She came to America from a small impoverished town in Italy so that her kids and her grandkids can have the life and opportunities that we now have.  As bad as things were in Italy, she still missed Italy and the family she left behind every single day.  There was nothing like the smile that came across her face when she talked about Calabria and growing up in Italy.

The values, the culture, the language, the food, the people – I could write a book – a very detailed book– on Calabrian life, simply through growing up with her stories.  She is the reason for my love of knowledge, my desire to see this whole world, the itch to learn many different languages.  For some time I traveled simply to come home and tell her about the world.  When she couldn’t physically return to Italy anymore, I decided I would become her eyes and go for her, returning with her favorite foods, pictures, clothes, rosary beads (of course), anything I saw that reminded me of her I would scoop up.

 On January 20th, 2016, very suddenly I lost my best friend, my strength and the kindest soul I’ll ever know.

I had previously had a trip booked to head to Italy for Carnivale during the second week of February.  I was and still am in a devastated, broken, confused, heart-broken state.  I called Alitalia in attempts to cancel my flight to no luck.  I was ready to just take the lost in money, but my Mother convinced me to go.  Italy holds such a special place in my Nonna and my own heart that I thought it may be good for me.  I decided to take the trip and here’s what I learned:

YOU SHOULD NEVER PUT OFF EXPERIENCES DUE TO FEAR

I was afraid to be in a foreign country alone at this time, even in a place where I spoke the language and have been numerous times.  It is intimidating to be traveling alone during such an emotional time.  However, something was urging me to make a stop in Milan to go inside the Duomo.  I went in and was amazed.  I had been to Milan a handful of times and never went to the Duomo.  I’m not going to lie, I broke down crying the second I walked in, but it was such a rewarding time to sit in that church and feel my Nonna’s spirit, knowing how much she would adore this church.

IT’S GOOD TO CRY – I RECOMMEND IT ACTUALLY

Reference the above.  I probably looked like a crazy person walking around crying, but it was healthy and necessary.  I was actually more open to expressing my emotions while I was away.  There was no need to put up a tough front, I was able to explore the country I love with beautiful thoughts of my beautiful Nonna.

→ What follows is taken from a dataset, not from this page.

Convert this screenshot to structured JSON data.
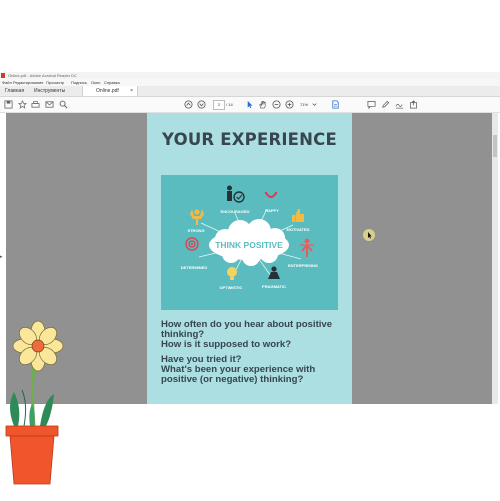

YOU’LL EXPERIENCE MORE THAN YOU NORMALLY WOULD

For obvious reasons I wanted to be out of my room as much as possible.  Although I would have liked to stay in bed all day, I knew that my thoughts and sadness would eat me alive if I had, so I got up and got out as much as I could.  I mainly was in Florence, but I made trips to Milano, Burano, Venice, Viareggio, and Siena. Hearing broken english-italian was actually very comforting, as it reminded me of her.   Even though I was experiencing heartbreak, this trip made me fall in love with Italy all over again.

FEARLESS

In my mind, the worst had happen, so I was fearless.  I did anything and everything I wanted.  I spoke up, tried new things and went places I normally wouldn’t.  I realized that I need to bring this fearlessness into my everyday life.  So many more opportunities and positive things came my way when I took the first step.

I will forever miss my Nonna, her knowledge, her kindness, her (rare but) sarcastic jokes, her broken english, her cooking, everything, literally everything about her, but this past trip turned out to be exactly what I needed to get over the first hump of mourning such a loss.  Don’t get me wrong, I am no where close to coming to terms with her being gone, but I know I wouldn’t be where I am today if I had stayed home.